What can go wrong with this model? Thrashing: when a high fraction of instructions are swapping in pages. The system will become unusably slow. To avoid this, you want locality of reference* and small processes.
Virtual memory is marketed as being able to have 40GB of memory with only 4GB of RAM, but this is not the case. It allows a system to continue functioning after exceeding RAM by gracefully slowing to a halt, but 40GB is a lie because of thrashing.
Another issue is if the kernel itself becomes too large. The kernel can page swap itself, it just has to be careful to not swap memory management code out.
Don't write out unmodified pages.
PFAULT uses two I/O operations, so by removing the write step, we're removing essentially 50% of the overhead. This is achieved using a 'dirty bit'. Hardware keeps could maintain, but kernel uses a trick to regain control when a page is modified. The hardware keeps track of read/write permissions on the page, so the kernel defaults all pages to 'r -' (read, no write). When a process writes to the page, a trap occurs and the kernel can gain control, update its own dirty bits and then grant write permissions to the process for that page.
Demand Paging
Rather than load all pages into RAM for a new program, just read the first page and page fault in necessary pages. This approach trades start up time for run time performance (amortizes loading) and can win if only a few pages are needed. However, it can increase overall cost by removing batched page reads.
A page replacement policy can also improve performance by taking advantage of locality of reference to reduce the number of page faults in the future. Some examples are shown below, compared with 5 virtual pages (0, 1, 2, 3, 4).
FIFO: First In, First Out
The first page is chosen as a victim.
FIFO with 3 physical pages (A, B, C) has 9 page faults.
FIFO with 4 physical pages (A, B, C, D) has 10 page faults. This is known as Belady's anomaly: adding memory sometimes makes slower. This is very rare in practice, but it highlights the importance of a good page replacement policy.
Last Recently Used (LRU)
An ideal replacement policy would remove the page next used farthest in the future. If this were known with the reference string used for FIFO, only 7 page faults would needed. However, knowing the future is rare so there needs to be a heuristic to approximate the future.
LRU approximates the future by using the page used farthest in the past. This can be implemented like tracking modifications.

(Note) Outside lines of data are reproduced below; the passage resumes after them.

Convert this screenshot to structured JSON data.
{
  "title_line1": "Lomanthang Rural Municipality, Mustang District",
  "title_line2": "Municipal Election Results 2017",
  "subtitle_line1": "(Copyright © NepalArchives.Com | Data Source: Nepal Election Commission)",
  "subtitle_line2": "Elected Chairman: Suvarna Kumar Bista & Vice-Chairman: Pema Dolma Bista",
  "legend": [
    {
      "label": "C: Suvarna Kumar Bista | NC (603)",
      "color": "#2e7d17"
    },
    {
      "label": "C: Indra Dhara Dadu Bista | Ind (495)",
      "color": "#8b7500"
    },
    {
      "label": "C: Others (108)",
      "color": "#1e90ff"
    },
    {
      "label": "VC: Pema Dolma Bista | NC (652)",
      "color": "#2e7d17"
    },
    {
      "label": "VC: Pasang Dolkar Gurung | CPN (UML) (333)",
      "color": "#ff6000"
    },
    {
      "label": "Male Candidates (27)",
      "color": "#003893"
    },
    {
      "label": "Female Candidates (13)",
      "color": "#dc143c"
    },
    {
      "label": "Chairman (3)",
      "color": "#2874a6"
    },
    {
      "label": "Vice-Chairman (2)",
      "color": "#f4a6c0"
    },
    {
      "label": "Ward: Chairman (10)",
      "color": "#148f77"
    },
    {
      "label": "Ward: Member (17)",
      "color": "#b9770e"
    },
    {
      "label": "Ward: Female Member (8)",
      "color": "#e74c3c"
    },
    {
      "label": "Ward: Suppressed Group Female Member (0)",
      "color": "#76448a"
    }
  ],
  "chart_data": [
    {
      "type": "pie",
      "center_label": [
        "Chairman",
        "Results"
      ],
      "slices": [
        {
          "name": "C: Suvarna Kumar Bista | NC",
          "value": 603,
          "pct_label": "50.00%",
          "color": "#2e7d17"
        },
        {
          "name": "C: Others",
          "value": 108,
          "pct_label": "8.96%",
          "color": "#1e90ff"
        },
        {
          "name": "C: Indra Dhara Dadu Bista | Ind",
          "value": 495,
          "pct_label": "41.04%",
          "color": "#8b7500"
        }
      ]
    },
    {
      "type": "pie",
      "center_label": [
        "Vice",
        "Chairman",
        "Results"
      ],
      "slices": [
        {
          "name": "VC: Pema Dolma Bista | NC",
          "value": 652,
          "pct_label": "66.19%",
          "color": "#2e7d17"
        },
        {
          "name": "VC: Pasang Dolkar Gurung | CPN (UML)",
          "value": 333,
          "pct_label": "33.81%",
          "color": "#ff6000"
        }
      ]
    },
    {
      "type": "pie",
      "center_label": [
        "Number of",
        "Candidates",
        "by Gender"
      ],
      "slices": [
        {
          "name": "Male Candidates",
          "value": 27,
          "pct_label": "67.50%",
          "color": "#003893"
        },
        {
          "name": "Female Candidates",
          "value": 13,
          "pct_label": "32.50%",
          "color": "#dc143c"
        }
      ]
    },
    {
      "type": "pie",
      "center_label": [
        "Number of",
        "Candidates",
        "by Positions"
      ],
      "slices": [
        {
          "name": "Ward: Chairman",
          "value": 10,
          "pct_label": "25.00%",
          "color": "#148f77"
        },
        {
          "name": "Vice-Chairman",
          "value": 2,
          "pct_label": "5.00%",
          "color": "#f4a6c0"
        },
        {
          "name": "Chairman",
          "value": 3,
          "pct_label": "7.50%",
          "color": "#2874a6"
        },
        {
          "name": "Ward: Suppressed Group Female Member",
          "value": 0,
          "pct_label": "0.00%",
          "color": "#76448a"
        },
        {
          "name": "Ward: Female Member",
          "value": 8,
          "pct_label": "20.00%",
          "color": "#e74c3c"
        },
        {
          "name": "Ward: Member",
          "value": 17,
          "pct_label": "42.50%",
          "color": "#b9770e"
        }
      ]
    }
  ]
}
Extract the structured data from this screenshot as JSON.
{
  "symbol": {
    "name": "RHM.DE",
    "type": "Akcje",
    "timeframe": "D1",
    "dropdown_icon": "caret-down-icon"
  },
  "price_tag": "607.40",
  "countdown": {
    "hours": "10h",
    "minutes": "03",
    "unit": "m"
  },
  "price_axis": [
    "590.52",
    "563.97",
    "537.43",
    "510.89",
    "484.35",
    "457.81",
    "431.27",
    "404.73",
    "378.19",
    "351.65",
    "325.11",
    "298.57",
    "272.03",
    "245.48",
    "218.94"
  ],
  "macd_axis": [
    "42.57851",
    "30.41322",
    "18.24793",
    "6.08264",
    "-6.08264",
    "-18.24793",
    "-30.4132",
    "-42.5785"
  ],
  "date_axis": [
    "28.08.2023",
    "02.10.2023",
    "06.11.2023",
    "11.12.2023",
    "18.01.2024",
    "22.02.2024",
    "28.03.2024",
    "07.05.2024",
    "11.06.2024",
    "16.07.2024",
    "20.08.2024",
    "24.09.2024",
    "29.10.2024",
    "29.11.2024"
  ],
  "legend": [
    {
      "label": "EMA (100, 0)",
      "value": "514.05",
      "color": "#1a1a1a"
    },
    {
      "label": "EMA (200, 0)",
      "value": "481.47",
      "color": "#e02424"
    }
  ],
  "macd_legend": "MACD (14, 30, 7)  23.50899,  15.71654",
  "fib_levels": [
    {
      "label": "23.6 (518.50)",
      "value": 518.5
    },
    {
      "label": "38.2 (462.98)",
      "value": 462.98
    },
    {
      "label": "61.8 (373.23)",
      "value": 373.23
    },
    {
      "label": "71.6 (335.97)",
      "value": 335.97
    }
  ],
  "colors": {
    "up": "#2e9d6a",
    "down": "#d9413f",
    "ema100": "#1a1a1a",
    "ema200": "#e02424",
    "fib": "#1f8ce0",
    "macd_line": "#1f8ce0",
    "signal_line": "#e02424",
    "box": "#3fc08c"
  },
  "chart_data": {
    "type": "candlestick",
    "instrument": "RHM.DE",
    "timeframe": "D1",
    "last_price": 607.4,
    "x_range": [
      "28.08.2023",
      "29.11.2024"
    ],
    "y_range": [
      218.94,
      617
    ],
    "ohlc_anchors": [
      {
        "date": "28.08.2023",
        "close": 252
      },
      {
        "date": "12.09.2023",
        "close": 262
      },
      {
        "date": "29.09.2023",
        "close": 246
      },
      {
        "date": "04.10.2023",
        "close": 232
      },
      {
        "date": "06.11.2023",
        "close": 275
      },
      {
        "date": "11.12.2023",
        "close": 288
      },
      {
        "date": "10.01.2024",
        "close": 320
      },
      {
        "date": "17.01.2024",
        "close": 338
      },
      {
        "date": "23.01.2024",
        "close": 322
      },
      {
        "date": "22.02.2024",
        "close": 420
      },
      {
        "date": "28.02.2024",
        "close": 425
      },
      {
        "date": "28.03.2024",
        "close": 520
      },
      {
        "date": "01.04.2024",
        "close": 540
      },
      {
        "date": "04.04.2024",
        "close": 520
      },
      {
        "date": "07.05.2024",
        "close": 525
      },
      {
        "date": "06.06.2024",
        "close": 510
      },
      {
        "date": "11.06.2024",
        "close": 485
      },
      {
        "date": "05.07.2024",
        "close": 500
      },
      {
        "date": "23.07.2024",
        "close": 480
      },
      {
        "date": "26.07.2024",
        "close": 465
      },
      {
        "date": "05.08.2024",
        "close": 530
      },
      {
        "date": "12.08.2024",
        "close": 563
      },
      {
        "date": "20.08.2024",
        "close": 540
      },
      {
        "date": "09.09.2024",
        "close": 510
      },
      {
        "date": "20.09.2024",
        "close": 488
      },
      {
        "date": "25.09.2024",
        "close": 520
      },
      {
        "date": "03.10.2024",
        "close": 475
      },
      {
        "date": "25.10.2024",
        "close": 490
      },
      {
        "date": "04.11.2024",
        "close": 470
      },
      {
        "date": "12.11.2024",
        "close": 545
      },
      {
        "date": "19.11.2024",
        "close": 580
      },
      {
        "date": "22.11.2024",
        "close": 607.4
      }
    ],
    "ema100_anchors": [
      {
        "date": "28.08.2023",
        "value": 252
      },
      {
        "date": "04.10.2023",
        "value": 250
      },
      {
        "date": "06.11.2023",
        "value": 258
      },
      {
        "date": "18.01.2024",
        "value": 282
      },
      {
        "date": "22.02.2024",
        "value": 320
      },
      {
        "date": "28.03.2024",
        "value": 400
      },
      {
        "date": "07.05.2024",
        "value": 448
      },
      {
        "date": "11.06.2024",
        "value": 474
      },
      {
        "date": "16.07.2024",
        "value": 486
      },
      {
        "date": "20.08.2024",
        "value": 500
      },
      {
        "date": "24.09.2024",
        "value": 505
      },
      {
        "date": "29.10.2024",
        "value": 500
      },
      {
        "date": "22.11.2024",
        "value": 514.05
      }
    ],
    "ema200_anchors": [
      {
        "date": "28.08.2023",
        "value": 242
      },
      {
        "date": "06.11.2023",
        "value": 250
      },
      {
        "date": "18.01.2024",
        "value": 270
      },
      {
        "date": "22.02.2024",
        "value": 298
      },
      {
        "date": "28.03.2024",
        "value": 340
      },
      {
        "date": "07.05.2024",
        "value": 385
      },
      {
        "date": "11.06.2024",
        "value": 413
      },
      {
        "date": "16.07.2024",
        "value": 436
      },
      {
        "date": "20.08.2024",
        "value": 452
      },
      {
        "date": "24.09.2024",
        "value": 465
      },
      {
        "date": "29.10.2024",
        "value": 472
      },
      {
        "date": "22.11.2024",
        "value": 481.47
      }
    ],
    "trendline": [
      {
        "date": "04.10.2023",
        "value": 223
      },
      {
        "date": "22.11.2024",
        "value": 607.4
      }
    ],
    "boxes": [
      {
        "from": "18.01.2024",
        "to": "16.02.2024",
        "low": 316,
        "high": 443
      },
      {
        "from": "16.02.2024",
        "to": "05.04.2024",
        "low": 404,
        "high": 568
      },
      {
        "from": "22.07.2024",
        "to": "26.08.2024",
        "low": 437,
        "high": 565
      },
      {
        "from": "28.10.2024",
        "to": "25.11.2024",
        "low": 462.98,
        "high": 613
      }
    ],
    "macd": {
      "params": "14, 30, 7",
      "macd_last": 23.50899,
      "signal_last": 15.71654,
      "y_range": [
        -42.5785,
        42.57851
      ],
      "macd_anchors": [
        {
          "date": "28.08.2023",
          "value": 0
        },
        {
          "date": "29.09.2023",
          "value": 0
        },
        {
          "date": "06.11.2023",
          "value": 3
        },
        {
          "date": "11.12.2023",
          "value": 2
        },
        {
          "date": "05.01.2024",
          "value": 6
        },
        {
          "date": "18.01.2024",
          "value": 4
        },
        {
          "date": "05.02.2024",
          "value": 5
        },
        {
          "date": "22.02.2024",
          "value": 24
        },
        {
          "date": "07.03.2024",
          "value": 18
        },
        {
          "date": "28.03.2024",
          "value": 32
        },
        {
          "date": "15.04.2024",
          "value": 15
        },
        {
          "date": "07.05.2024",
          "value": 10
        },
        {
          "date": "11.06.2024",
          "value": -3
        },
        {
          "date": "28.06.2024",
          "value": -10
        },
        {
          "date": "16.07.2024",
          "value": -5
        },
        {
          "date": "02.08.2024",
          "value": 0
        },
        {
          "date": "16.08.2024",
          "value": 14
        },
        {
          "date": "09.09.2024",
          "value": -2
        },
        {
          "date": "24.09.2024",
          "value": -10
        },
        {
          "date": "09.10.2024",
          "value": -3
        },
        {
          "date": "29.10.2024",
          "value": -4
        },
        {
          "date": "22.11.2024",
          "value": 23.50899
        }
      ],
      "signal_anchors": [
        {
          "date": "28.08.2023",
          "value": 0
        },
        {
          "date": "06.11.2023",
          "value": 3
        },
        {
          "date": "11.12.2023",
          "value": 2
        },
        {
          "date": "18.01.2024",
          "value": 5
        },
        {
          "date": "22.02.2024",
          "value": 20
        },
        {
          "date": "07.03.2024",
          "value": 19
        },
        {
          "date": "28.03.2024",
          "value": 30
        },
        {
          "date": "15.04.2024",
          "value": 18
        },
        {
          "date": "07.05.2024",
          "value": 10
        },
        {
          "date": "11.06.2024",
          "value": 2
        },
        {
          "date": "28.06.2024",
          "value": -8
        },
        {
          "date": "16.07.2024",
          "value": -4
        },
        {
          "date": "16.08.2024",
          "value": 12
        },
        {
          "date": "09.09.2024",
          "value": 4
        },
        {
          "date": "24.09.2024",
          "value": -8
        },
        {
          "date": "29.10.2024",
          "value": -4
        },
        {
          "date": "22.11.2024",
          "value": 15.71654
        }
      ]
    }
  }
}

Now the read permission bit is off by default and the kernel can gain control and timestamp whenever a page is accessed. In practice LRU is often better than FIFO, though with the reference string, FIFO works better.
Apache makes use of forks to handle incoming network requests. However, in just spawning the process for fork to run, Apache can block because it has to copy all the memory. Instead, virtual memory can be used to share physical pages between processes. Now instead of copying the memory, Apache uses the same physical memory for spawned processes.